A main advantage of DIY LCD projectors is that the metal halide bulb used as the light source is significantly less expensive than that found on commercial video projectors. These bulbs will last for some 20,000 hours and costs about $20, a far cry from the $150-$250 and the 3000 to 5000 hours lifetime for color corrected projector bulbs found on commercial units.
A serious problem you may encounter with DIY LCD projectors is the response of the LCD panel in that some panels are not capable of displaying the full range of contrast and brightness levels associated with a normal video signal. Bright scenes get washed out to a solid white while dark scenes turn to solid black.
You would need a video signal compressor to solve this problem; this will have to dim the white while brightening the dark areas of the image. In this manner, you will be able to see the details in the dark and bright areas.
Expect to spend around $150 to $200 to build a projection TV using an LCD panel; this depends on whether you use new or used parts.
A final remark
It is hoped that the information contained in this article will be of value to you and will help you in your quest to build a projection TV.

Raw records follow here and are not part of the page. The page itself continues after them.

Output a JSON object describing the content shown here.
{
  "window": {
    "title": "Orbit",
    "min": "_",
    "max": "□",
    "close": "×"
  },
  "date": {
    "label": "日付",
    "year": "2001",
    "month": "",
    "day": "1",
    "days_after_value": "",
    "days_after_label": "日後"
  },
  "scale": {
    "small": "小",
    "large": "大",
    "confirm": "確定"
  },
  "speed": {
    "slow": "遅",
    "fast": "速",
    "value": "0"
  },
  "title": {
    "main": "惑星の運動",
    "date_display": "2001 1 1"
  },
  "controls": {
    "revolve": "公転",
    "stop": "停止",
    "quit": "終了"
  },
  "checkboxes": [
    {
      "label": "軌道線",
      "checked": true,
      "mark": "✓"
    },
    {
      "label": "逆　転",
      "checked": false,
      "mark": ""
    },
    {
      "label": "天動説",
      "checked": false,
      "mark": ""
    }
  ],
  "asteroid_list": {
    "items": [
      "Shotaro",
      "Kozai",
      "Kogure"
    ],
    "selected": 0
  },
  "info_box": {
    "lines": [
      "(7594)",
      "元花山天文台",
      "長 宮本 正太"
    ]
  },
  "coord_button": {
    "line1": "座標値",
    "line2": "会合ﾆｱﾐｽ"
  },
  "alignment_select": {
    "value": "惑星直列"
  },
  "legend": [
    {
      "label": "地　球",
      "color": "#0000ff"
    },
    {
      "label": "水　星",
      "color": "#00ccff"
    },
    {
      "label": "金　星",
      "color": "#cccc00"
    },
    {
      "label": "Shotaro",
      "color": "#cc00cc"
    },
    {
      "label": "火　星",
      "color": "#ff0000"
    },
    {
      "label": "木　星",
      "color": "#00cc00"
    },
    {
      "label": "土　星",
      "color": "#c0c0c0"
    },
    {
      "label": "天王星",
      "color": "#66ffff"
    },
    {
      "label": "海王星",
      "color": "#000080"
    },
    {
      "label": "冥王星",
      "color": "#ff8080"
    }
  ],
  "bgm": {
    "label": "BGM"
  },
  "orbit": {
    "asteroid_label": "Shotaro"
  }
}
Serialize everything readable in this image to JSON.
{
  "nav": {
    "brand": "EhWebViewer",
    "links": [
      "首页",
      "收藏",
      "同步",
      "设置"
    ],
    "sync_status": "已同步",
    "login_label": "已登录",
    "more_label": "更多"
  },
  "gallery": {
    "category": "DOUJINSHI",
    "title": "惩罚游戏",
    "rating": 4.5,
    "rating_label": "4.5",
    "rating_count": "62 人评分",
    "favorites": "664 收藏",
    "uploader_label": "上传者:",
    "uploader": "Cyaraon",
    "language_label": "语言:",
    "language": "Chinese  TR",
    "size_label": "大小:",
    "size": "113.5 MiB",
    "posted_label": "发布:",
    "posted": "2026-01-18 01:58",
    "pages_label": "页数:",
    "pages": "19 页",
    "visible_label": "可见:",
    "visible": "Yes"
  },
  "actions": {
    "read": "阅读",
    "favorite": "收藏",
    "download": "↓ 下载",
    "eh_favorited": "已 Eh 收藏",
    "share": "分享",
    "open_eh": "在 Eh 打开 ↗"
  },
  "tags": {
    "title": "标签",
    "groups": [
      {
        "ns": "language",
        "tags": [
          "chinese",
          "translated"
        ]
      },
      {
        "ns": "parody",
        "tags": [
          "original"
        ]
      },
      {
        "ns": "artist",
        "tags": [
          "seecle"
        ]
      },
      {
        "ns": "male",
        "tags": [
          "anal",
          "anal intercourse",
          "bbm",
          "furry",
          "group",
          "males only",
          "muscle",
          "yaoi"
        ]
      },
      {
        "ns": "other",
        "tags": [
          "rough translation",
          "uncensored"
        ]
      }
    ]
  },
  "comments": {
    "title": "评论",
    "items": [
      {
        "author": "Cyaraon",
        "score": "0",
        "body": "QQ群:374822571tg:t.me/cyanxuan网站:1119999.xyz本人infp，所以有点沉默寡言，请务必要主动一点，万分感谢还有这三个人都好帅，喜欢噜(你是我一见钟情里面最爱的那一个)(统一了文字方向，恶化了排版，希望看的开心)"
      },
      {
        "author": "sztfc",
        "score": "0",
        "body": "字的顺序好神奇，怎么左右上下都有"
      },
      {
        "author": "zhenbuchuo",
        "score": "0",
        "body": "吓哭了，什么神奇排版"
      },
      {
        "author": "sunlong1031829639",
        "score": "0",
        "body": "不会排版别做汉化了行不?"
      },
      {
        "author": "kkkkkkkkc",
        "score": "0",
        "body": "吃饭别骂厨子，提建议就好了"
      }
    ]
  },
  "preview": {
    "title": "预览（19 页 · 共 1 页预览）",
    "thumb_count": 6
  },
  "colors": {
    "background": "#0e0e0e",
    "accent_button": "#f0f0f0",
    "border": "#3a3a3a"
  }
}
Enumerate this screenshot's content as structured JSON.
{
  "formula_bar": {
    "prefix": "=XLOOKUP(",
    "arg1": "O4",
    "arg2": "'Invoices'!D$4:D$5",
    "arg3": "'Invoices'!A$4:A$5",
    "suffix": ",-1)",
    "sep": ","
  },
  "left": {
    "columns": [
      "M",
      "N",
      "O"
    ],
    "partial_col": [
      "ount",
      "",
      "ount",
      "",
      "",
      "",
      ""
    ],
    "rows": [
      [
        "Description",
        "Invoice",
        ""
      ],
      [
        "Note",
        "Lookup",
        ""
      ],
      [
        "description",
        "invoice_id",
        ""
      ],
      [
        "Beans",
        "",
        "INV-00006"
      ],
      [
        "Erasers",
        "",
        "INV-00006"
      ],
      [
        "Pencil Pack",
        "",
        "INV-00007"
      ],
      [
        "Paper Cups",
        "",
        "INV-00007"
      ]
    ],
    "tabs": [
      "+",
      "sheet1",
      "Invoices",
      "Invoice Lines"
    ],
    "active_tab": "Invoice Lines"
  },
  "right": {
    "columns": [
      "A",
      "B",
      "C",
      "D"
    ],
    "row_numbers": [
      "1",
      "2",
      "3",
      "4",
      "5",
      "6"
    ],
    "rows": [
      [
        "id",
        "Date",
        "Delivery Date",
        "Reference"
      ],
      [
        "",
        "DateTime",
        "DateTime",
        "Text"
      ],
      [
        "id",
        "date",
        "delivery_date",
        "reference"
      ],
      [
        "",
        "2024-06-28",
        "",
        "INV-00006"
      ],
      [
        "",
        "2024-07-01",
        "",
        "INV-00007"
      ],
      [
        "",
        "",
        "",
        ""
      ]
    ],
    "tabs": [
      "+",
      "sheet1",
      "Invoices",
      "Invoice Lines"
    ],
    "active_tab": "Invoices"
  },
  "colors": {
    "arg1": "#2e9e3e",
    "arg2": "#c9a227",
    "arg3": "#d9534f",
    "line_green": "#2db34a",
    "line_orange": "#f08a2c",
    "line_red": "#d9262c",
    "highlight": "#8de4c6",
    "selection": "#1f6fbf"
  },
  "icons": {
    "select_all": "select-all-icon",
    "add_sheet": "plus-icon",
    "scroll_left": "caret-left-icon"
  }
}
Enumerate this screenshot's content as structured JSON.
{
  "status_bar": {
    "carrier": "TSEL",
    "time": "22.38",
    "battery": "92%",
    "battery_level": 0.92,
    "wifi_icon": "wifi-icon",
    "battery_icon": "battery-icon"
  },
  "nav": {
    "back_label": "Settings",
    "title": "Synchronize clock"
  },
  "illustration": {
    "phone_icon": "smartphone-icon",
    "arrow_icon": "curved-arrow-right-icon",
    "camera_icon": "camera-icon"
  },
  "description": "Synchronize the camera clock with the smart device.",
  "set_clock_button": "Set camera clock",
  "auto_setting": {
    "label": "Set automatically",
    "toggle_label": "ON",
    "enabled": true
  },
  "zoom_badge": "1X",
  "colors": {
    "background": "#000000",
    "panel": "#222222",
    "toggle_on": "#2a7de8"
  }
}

Keep in mind however, the limitations highlighted in this discussion in particular with the CRT TV – Fresnel lens type. A Liquid Crystal Display DIY projection TV unit may be a more expensive option if you want to build a projection TV, requiring an even greater effort on your part. But then the results are closer to the real video projector in terms of image quality.
YOU can really build a projection TV for less than the cost of a brand new projector unit and enjoy the results but as stated earlier on, there is no substitute to a good quality video projector.